“When I’m in a new place, I don’t want to go to the tourist places; I don’t want to go to museums. I want to see real things.”
Thus began my tour of Nanxun, a water village 1.5 hours outside Shanghai. Our guide, Stacy, began her introduction loudly, Midwestern inflection un-dampened by seven years in China.
Here we go, I thought. I would not be sleeping as I had hoped, for all 18 participants would be introducing themselves next. I’m not sure I had ever been on a real group tour like this before, but that weekend I had the distinct pleasure two days in a row.
Will I do it again? Quite unlikely. Am I glad I went, if only for the wealth of new writing material to come of it? Oh yes.
As our bus hiccupped out of Shanghai, the platitudes rolled on. Introducing her partner, Mike, Stacy continued, “Of course, because Mike is Chinese, he’s good with numbers and dates and things.” 
Chinese towns, people and art, on this tour, were only authentic if over 80 years old.
Those who know me are aware of my crusade against terms like “real” and “authentic.” Last year, after months around tourists bemoaning the loss of “real” Tibetan-Nepali-Indian-etc culture, criticizing restaurants, cafes and people who were not “authentic” and congratulating those who were, I lost my taste for such judgments. After reading a large amount of literature on these discourses, I am convinced that “is it real?” “is it traditional?” and “is it authentic?” are the wrong questions to ask.
Our first stop in Nanxun, naturally, was for toilets. We pulled up outside a large, nondescript hotel where around 40 staff reluctantly moved through their “morning exercises”—something resembling the bastard son of the Macarena and the electric slide. They looked especially mortified to have an American, camera-laden audience, and I couldn’t find the spirit to take any pictures. After all, we all know the miserable feeling of dragging through forced routines.
Indeed, much of the day felt disturbingly reminiscent of an elementary school field trip I and my two aunts didn’t want to be on. We were the disruptive kids at the back of the bus.

As we marched single file through the house of a certain Mr. Wang (a retired blacksmith well over 80 years) to see his traditional Chinese oven, all I could think was, “What is the point of this?” 
I, like Stacy, enjoy seeing into people’s lives and homes. I tend to be nosy and curious and have few boundaries when I travel. I have participated in many home-stays and exchanges. But I hope I would never be so entitled as to walk into a stranger’s home, practically without conversation, take a few pictures, and leave.
What did we all learn that day in Mr.
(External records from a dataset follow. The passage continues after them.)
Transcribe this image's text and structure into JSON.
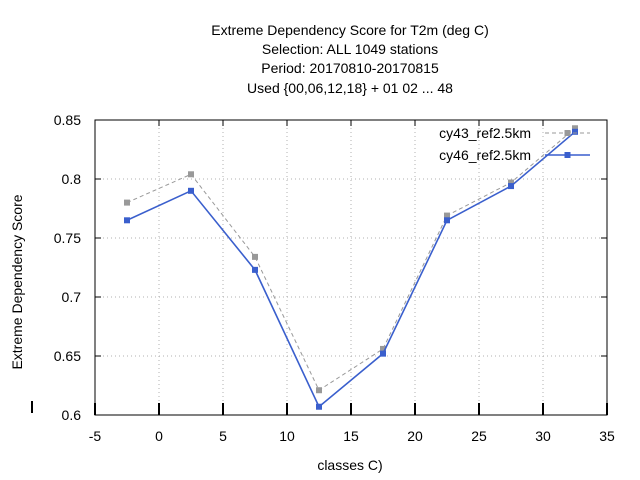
{
  "chart_data": {
    "type": "line",
    "title": [
      "Extreme Dependency Score  for T2m (deg C)",
      "Selection: ALL    1049 stations",
      "Period: 20170810-20170815",
      "Used {00,06,12,18} + 01 02 ... 48"
    ],
    "xlabel": "classes C)",
    "ylabel": "Extreme Dependency Score",
    "xlim": [
      -5,
      35
    ],
    "ylim": [
      0.6,
      0.85
    ],
    "xticks": [
      -5,
      0,
      5,
      10,
      15,
      20,
      25,
      30,
      35
    ],
    "yticks": [
      0.6,
      0.65,
      0.7,
      0.75,
      0.8,
      0.85
    ],
    "ytick_labels": [
      "0.6",
      "0.65",
      "0.7",
      "0.75",
      "0.8",
      "0.85"
    ],
    "grid": true,
    "legend_position": "top-right",
    "x": [
      -2.5,
      2.5,
      7.5,
      12.5,
      17.5,
      22.5,
      27.5,
      32.5
    ],
    "series": [
      {
        "name": "cy43_ref2.5km",
        "color": "#999999",
        "style": "dashed",
        "values": [
          0.78,
          0.804,
          0.734,
          0.621,
          0.656,
          0.769,
          0.797,
          0.843
        ]
      },
      {
        "name": "cy46_ref2.5km",
        "color": "#3a5fcd",
        "style": "solid",
        "values": [
          0.765,
          0.79,
          0.723,
          0.607,
          0.652,
          0.765,
          0.794,
          0.84
        ]
      }
    ]
  }
}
Weng’s home? I, for one, have no idea.
Stacy has branded her tours as off-the-beaten-track cultural immersion experiences. Certainly, I saw parts of Nanxun and Shanghai that I may not have stumbled on alone, but is it even possible to immerse ourselves in another culture in any meaningful way in just 8 hours? 
I wonder.
We spent a hefty chunk of the afternoon in a retirement home with three charming Chinese women. Why? Because, “these old folks have so much wisdom to share.” Our interview, however, proved far too short to extract much of any depth. And though I did learn that I should not dry my face immediately after washing it and that “There is more food now” than in the Mao years, that was about it.
One spry and flexible 90-something retiree led us through her morning Qi Gong routine. Later, I had the dubious honor of hearing “Jingle Bells” played on traditional Chinese instruments. Still, each stop on our itinerary, our “conversations” with local people, and our glossy overviews of entire schools of religious thought struck me as more shallow than anything else.

Museums and retirees are equally “real.” Back alleys are not intrinsically superior to touristy main ways. Cultural immersion does not emerge automatically with the right combination of orchestrated meetings and exposure to dirt. Cultural immersion does not literally mean walking in and out of a local person’s kitchen. It is far more elusive. It requires more depth.

That is not to say we should give up hope of having meaningful, culturally immersive experiences when we are short on time. 
But let’s not place the things we see into two categories: real and unreal.
When we have the opportunity to engage with another culture, let’s really engage. Ask questions. Look and see and taste and listen.
Let’s decide for ourselves what is real.
What is cultural immersion? That is a big question to answer, and maybe later I will try to go into it (though I’m not sure I have a satisfactory answer to give), but I am fairly certain it is not this.